First, thanks for your posts on the Chinese Chan films...fascinating stuff.

Regarding your proposal, that would be ideal, but probably not practical. Setting a film in a long bygone era will be very expensive because of the need to find and utilize period cars, clothing, background sets, etc. By the time cast and crew are hired you're probably talking about an investment in the multi-millions to produce 4 direct to video films. Sales figures would have to be astronomical for Fox to recoup this back much less make a profit.

The "filmed stage play" applies more to the very early talkies. The 4 missing Chans apparently had good production values. Evidence of this is presented via watching BLACK CAMEL which even went on location to shoot.

Chans were "A" pictures at the beginning and not done on the cheap. They gradually went to "B" status but still maintained the high gloss that Fox afforded their productions.

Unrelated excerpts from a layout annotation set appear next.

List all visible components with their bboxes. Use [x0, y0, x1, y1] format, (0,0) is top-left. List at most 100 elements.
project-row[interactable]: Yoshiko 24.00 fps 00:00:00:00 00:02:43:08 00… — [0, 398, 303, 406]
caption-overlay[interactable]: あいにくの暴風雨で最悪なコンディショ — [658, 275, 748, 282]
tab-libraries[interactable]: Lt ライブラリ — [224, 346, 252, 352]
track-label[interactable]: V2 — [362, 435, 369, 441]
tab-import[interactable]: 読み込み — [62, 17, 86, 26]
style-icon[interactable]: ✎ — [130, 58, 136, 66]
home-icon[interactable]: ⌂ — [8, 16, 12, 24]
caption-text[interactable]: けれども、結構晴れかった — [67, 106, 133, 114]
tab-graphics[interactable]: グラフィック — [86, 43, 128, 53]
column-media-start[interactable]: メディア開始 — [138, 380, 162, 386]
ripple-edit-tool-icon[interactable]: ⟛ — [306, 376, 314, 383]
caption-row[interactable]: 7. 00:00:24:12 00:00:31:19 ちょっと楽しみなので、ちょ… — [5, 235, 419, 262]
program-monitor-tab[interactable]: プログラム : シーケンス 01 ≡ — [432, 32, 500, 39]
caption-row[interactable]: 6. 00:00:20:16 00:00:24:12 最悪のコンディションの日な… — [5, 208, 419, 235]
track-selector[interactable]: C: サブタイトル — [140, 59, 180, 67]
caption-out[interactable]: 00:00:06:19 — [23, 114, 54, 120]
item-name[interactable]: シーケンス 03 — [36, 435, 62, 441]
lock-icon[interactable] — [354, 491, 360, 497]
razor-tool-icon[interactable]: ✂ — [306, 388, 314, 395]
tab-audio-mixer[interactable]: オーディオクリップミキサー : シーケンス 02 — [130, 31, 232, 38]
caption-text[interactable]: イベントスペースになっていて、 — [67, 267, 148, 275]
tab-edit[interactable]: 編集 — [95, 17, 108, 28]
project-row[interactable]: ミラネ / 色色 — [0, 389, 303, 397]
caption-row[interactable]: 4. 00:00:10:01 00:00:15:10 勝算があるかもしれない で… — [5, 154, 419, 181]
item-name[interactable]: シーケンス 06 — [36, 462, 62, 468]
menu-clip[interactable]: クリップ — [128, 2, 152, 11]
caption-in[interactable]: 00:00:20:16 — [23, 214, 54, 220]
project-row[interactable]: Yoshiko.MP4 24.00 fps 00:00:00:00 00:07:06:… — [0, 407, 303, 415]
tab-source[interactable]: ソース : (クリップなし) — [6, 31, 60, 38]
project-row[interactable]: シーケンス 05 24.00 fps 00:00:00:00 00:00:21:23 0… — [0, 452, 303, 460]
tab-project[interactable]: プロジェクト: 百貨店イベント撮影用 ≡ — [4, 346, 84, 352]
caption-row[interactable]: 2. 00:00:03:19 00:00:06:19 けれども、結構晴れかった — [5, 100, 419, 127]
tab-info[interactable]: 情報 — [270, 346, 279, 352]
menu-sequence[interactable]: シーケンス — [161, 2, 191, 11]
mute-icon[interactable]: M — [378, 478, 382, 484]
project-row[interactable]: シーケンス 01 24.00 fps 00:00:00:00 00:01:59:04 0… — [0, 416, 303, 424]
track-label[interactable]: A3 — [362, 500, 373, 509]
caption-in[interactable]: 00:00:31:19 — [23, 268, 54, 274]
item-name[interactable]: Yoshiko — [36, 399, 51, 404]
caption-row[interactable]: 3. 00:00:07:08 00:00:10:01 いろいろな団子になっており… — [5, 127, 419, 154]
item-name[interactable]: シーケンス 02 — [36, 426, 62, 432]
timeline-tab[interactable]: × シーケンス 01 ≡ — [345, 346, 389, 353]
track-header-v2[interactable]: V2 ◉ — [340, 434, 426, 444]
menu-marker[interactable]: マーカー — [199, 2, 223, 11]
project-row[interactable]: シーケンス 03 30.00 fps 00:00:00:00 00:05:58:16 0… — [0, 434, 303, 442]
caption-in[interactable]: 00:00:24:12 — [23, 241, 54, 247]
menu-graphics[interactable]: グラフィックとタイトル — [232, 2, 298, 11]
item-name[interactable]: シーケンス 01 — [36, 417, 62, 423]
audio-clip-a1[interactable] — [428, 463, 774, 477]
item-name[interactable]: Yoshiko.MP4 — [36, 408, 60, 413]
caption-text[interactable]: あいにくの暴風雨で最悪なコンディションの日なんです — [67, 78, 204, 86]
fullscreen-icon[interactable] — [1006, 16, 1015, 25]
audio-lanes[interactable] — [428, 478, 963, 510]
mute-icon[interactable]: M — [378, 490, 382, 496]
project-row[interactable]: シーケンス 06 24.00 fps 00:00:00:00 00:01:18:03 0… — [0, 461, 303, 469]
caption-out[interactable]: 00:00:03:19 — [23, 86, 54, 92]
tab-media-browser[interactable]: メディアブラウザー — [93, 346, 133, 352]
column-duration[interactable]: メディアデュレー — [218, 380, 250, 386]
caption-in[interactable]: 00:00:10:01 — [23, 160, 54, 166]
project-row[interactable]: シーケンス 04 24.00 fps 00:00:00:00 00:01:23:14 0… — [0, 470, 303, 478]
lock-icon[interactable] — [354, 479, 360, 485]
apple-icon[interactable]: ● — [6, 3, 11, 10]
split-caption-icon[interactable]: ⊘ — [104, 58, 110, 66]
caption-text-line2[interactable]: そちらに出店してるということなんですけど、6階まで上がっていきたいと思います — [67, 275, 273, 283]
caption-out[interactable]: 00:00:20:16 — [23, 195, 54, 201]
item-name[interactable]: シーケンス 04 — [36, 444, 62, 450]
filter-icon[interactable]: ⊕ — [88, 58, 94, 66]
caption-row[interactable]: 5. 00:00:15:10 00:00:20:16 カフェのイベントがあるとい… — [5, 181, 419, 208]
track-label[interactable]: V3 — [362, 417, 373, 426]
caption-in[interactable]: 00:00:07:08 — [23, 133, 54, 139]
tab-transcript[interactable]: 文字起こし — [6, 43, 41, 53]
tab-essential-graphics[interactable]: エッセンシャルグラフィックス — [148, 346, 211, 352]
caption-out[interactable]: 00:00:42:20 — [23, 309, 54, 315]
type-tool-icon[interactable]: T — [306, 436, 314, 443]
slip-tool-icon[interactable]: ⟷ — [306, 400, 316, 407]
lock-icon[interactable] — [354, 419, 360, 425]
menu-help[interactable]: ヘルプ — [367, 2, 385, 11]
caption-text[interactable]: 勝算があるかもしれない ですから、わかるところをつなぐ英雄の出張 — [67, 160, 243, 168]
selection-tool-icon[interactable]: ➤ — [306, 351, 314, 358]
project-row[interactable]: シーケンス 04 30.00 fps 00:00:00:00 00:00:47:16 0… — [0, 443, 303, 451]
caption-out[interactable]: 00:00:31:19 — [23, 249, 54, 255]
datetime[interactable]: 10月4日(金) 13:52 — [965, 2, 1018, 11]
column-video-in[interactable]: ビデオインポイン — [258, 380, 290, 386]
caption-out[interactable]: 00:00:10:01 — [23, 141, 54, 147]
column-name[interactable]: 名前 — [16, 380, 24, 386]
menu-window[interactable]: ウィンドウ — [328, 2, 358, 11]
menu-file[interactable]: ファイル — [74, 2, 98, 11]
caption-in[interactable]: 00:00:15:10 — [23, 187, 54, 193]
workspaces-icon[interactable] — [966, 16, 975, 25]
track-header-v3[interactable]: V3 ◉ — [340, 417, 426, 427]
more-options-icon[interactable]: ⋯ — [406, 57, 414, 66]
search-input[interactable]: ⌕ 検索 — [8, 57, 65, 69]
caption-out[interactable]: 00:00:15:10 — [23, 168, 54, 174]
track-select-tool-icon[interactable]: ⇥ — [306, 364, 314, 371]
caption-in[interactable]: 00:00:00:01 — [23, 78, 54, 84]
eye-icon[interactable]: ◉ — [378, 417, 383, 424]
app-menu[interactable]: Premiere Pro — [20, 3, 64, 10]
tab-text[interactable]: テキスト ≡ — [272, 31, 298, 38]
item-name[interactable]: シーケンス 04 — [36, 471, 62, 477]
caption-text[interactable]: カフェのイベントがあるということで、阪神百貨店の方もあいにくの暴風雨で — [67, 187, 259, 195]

The method John Cork used (audio accompanied by stills from the actual production) seems to be to be the most practical and cost effective way of recreating the lost films.

Re: Re: Charlie Chan lost films

You can tell that I'm completely obsessed with those Charlie Chan films from China, can't you? I hope people won't mind that I have been posting extensively what I've found. I want to document it somehow, but I'm having trouble dealing with the Chinese characters on my computer directly. That text actually prints here, so I have done more than my fair share of stream-of-consciousness postings recently.

Well, the audio reconstruction with accompanying pictures is great also. Such reconstructions make fantastic DVD extras, of course. I would applaud that also.

The question was about actually refilming those movies. I agree that it would be impractical almost certainly. I don't see it happening.

However, just as a hypothetical exercise, if it were somehow to happen as some sort of direct-to-DVD venture, the issues of somehow recreating Chan himself and recreating the period (to whatever level of success that could be achieved) would be the key.

However, it would take some very special circumstance for it to actually be done. Perhaps some special funding for a film school project to study early sound film-making techniques or something.